The CompanyEvent object defines the schema for the data you want LLM to return. The agent will read the 8K text and create a company event by extracting that information into a defined schema.

class CompanyEvent(BaseModel):
    """
    A company event
    """
    ticker:str = Field("The stock ticker of the company e.g. AAPL")
    name: str = Field("The name of the company e.g. Apple Inc.")
    date: str = Field("The date of the company event e.g. January 14, 2024")
    event_description: str = Field("The description of the company event released in the 8-K filing")

Using a tool

To allow the agent to access Edgar we provide a tool that uses the EdgarConn class we created earlier. This is simply a function that is annotated @company_news_agent.tool which marks the function as a tool used by company use agent.

@company_news_agent.tool
async def latest_8k_filing(ctx: RunContext[CompanyNewsDependencies]) -> str:
    """Returns the latest 8-K for a company"""
    latest_8k = await ctx.deps.edgar.latest_8k(
        ticker=ctx.deps.ticker
    )
    return latest_8k

Running the script

To run the program now, we just call run sync and provide it with a basic prompt: "What is the latest news on the company?" since we provided it with dependencies, and dependencies include a ticker and the connection to Edgar, the agent will use this to get the AK filings using Edgar, and then prompt the LLM to create the CompanyNewsEvent object

deps = CompanyNewsDependencies(ticker="ORCL", edgar=EdgarConn())
result = company_news_agent.run_sync(
              'What is the latest news on the company?', 
              deps=deps)
print(result.data)

Results

The results are actually quite promising.

"Oracle Corporation held its 2024 Annual Meeting of Stockholders on November 14, 2024. The stockholders voted on several proposals including the election of directors, approval of executive compensation, ratification of Ernst & Young LLP as the independent registered public accounting firm for the fiscal year ending May 31, 2025, and a stockholder proposal regarding a report on climate risks to retirement plan beneficiaries, which was not approved."

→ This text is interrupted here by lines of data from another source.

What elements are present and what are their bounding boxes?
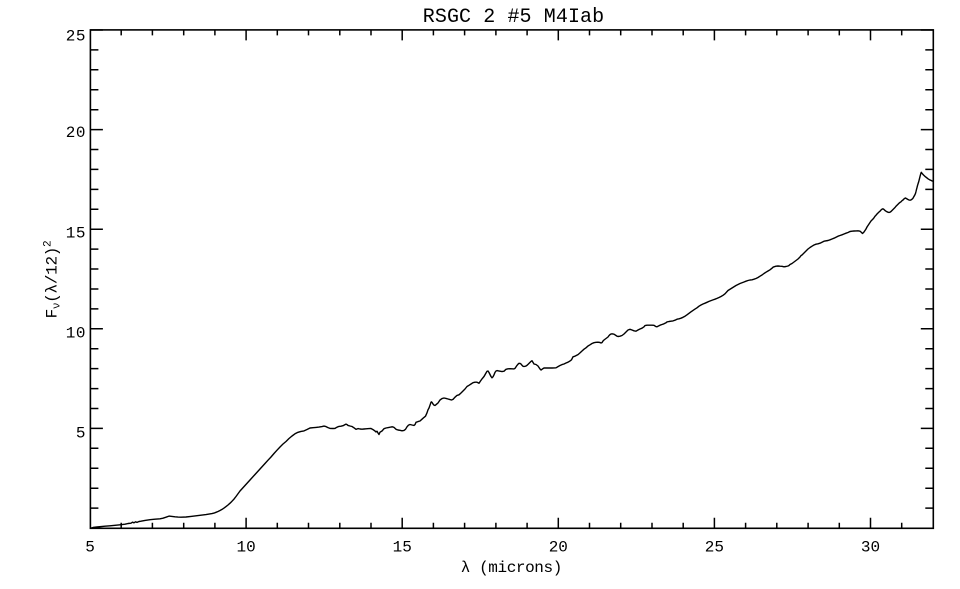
- svg-text:20: 20: [549, 539, 568, 557]
- svg-text:15: 15: [66, 225, 86, 243]
- svg-text:λ (microns): λ (microns): [461, 559, 562, 577]
- svg-text:25: 25: [705, 539, 724, 557]
- svg-text:5: 5: [76, 425, 86, 443]
- svg-text:10: 10: [66, 325, 86, 343]
- svg-text:Fν(λ/12)2: Fν(λ/12)2: [43, 241, 64, 319]
- svg-text:20: 20: [66, 124, 86, 142]
- svg-text:15: 15: [393, 539, 412, 557]
- svg-text:25: 25: [66, 28, 86, 46]
- svg-text:RSGC 2 #5 M4Iab: RSGC 2 #5 M4Iab: [423, 6, 605, 29]
- svg-text:10: 10: [236, 539, 255, 557]
- svg-text:30: 30: [861, 539, 880, 557]
- svg-text:5: 5: [85, 539, 95, 557]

It generated a short summary of the Oracle 8-K filing. Of course, the actual quality of the generation depends on the model being selected, but GPT-4.0 is a very good model. What you should do next is do evaluation on the model output for different queries for different tickers and figure out the ways that you can improve the generation

Conclusion

Pydantic AI Is the latest in a crowded field of AI agent frameworks, but it comes from a very good source (the Pydantic team). What is good about it is that it is built around what Pydantic is really good at, which are structured outputs and validations that you are going to need to use anyway in your AI applications. Combining it with edgartools gives you the simplest way to get 8-K summaries in your application.